Chassé, le prince quitta la salle en silence, les épaules pleines de colère.

Alors le roi fit mander son majordome. Il prit une plume, un parchemin, et rédigea une lettre. L’encre noire traçait l’urgence sur la page.

Au Grand-Duc du Nord, Firen,

Vous irez à Soo. Vous y verrez ce que moi je ne puis encore croire. Recherchez la fille. Le feu dans les cheveux. La vérité dans les yeux. Et si elle vit… ramenez-la-moi.

Le roi de Zoha.

Trois jours plus tard, Firen atteignit Soo.

La ville était un spectre. Une cicatrice ouverte. Les murs s’écaillaient. Le ciel, lourd, refusait la pluie. Les habitants, efflanqués, s’amassaient autour de la délégation comme des enfants affamés. Le Grand-Duc distribua des vivres. Les bousculades cessèrent lorsqu’il menaça de tout retirer.

Puis il marcha seul dans les rues. Il vit les corps oubliés. Il sentit dans l’air les rémanences d’un sort ancien. Les marques gravées au sol brillaient encore faiblement, signatures des Six Dieux Majeurs. Il savait.

Il rédigea un rapport et l’envoya au roi. Cinq jours plus tard, un cavalier épuisé arrivait à la cour.
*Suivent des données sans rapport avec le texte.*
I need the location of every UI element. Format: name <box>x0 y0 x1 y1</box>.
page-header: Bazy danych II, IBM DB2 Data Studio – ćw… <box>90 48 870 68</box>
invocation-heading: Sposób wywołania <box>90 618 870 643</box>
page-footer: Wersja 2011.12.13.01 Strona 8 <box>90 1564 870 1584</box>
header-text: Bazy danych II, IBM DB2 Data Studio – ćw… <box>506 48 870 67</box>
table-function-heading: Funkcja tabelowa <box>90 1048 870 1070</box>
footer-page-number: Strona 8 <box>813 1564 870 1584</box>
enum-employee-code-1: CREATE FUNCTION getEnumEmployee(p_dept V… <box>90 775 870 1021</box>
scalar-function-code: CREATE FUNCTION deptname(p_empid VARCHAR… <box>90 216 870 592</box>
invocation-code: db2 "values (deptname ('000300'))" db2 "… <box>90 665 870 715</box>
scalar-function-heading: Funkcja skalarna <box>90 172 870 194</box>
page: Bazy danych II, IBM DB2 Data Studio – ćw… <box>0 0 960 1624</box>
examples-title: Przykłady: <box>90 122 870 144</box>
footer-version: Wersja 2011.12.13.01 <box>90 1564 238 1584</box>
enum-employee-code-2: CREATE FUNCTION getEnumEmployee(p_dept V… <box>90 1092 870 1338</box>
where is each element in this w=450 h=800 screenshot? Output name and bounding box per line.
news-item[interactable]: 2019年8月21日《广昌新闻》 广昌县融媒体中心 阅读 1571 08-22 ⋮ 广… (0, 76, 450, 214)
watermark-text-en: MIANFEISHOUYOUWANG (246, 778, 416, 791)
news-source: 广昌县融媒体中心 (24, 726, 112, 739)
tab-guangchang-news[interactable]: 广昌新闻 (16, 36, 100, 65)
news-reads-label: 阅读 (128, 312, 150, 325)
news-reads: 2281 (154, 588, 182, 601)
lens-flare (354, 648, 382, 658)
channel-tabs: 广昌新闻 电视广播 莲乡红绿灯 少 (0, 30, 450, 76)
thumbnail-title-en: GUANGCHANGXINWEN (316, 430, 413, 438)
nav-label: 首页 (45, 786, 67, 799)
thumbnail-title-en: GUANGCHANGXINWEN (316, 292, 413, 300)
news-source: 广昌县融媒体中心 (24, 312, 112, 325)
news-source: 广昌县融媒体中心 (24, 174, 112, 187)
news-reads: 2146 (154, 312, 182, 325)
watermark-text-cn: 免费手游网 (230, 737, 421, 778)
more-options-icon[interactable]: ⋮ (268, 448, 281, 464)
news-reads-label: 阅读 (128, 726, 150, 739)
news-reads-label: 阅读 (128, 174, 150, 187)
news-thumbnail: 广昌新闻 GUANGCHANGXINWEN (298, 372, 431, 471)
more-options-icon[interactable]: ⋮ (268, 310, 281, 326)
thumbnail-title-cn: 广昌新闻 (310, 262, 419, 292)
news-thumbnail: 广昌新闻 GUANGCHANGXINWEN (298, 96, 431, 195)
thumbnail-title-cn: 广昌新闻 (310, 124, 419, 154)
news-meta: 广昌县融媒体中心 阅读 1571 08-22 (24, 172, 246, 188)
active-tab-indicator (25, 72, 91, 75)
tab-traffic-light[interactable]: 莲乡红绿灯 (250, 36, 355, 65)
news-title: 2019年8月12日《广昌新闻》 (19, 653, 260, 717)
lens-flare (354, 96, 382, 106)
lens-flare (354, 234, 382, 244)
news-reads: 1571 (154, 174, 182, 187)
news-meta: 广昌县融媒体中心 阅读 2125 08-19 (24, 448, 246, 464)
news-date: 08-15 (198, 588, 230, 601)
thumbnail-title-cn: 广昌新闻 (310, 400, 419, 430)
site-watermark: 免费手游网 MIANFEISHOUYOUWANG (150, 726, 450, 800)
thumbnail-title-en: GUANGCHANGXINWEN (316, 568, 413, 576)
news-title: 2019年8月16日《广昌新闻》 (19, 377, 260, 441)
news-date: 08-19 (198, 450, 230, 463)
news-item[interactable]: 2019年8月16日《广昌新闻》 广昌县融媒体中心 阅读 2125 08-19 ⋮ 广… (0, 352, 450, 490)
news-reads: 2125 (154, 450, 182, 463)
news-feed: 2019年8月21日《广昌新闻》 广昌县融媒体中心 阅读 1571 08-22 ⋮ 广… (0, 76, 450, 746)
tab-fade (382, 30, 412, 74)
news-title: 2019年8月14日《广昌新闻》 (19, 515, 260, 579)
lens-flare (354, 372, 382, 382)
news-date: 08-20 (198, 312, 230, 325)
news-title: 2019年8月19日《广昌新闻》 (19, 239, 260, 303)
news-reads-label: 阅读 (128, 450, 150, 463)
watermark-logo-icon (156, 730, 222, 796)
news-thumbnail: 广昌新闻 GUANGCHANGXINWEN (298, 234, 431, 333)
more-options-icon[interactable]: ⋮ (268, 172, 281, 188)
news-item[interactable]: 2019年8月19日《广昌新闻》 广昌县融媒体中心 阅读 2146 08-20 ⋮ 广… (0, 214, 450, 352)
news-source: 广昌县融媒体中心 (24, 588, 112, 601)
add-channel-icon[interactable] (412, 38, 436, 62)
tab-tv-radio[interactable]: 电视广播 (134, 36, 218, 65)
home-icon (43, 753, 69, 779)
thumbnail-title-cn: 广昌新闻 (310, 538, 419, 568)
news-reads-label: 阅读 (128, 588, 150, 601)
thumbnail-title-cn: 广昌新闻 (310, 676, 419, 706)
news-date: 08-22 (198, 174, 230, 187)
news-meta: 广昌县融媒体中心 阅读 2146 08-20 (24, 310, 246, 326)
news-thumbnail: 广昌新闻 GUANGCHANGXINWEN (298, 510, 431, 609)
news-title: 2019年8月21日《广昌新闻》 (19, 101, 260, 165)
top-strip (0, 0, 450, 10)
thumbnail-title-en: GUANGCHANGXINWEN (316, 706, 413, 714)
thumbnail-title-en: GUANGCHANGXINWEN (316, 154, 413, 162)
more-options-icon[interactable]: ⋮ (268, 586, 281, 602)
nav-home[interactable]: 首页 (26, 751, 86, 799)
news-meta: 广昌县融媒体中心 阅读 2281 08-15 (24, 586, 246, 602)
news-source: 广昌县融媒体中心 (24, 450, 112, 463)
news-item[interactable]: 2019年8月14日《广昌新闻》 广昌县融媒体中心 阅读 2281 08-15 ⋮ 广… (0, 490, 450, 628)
La lettre fut lue à haute voix dans la salle du trône :

Majesté,

Il s’agit bien d’une intervention divine. La magie ancestrale plane sur la ville et les marques sacrées couvrent la grande place. Les habitants m’ont parlé d’une jeune fille aux cheveux rouges, Kahalya. Orpheline. Chassée. Elle portait des lentilles marron — le lunetier me l’a confirmé. C’est son père qui les lui acheta, il y a quinze ans. Son ancien employeur affirme qu’elle vit à Sho, en montagne, et travaille dans un restaurant. Je pars immédiatement. Que les Dieux nous guident.

Firen, Grand-Duc du Nord.

Le roi resta longtemps silencieux.

Puis, pour la première fois depuis des années, il sourit.

Ce soir-là, il partagea le repas avec la reine Amalie. Et lorsqu’il la rejoignit dans leur lit, il ne porta pas sa couronne.